🤖 AI Summary
This work addresses the photometric inconsistencies and artifacts in static backgrounds caused by varying camera exposures and dynamic illumination in real-world driving scenarios when using conventional 3D Gaussian splatting. To resolve this, we propose the first Gaussian splatting framework that integrates a physical imaging model, enabling joint disentanglement of a view-invariant linear HDR radiance field, per-view exposure scales, and tone-mapping functions from only LDR images. By incorporating relative exposure consistency constraints and HDR-domain radiance regularization, our method achieves cross-view photometrically consistent reconstruction without requiring HDR supervision. Evaluated on both real and synthetic driving datasets, the approach attains state-of-the-art LDR reconstruction quality while significantly improving photometric consistency, reliability of exposure normalization, and physical plausibility of recovered illumination.
📝 Abstract
3D Gaussian Splatting (3DGS) has recently emerged as a powerful explicit representation enabling fast, high-fidelity rendering, making it a promising foundation for closed-loop simulators and perception models in autonomous driving. However, conventional 3DGS implicitly assumes consistent exposure and tone mapping across views.
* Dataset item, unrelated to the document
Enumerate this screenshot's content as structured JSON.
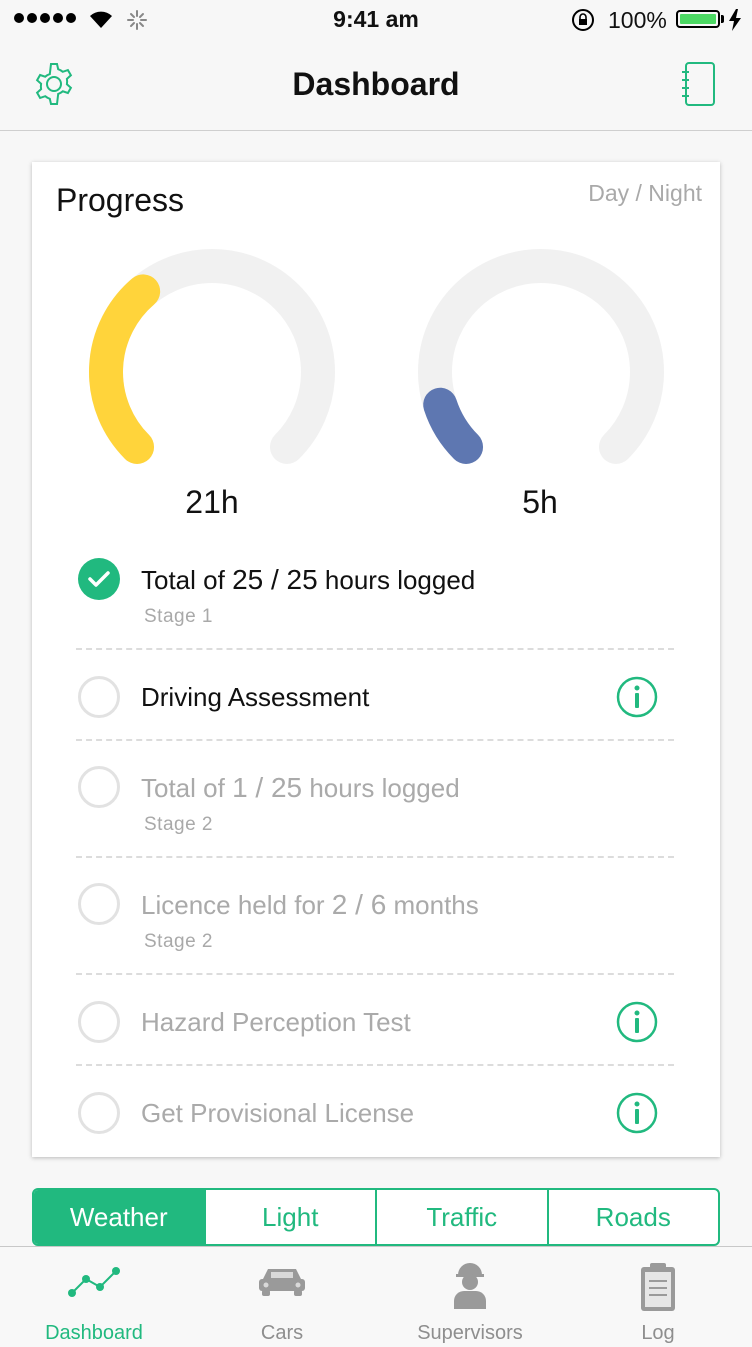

Real driving data violates this assumption due to heterogeneous camera pipelines and dynamic outdoor illumination, baking exposure discrepancies and sensor noise into the radiance field and producing artifacts and inconsistent illumination especially in static backgrounds crucial for realistic simulation. These issues are amplified in autonomous driving, where sparse viewpoints, varying exposures, and outdoor lighting interact, while prior work mainly targets dynamic-object reconstruction and overlooks cross-view photometric consistency. To address this limitation, we introduce P2GS, a physically consistent Gaussian Splatting framework that jointly decomposes a view-invariant linear HDR radiance field, per-view exposure scales, and tone-mapping functions from only LDR images without HDR supervision. P2GS employs a unified optimization strategy grounded in the physical image-formation process, enforcing relative-exposure consistency and HDR-domain radiance regularization. This yields a radiance field robust to inter-camera illumination differences while preserving the real-time efficiency of standard 3DGS. Experiments across real and simulated driving environments show that P2GS matches or surpasses prior methods in LDR reconstruction while providing substantially improved photometric consistency, reliable exposure normalization, and physically coherent illumination across diverse scenes.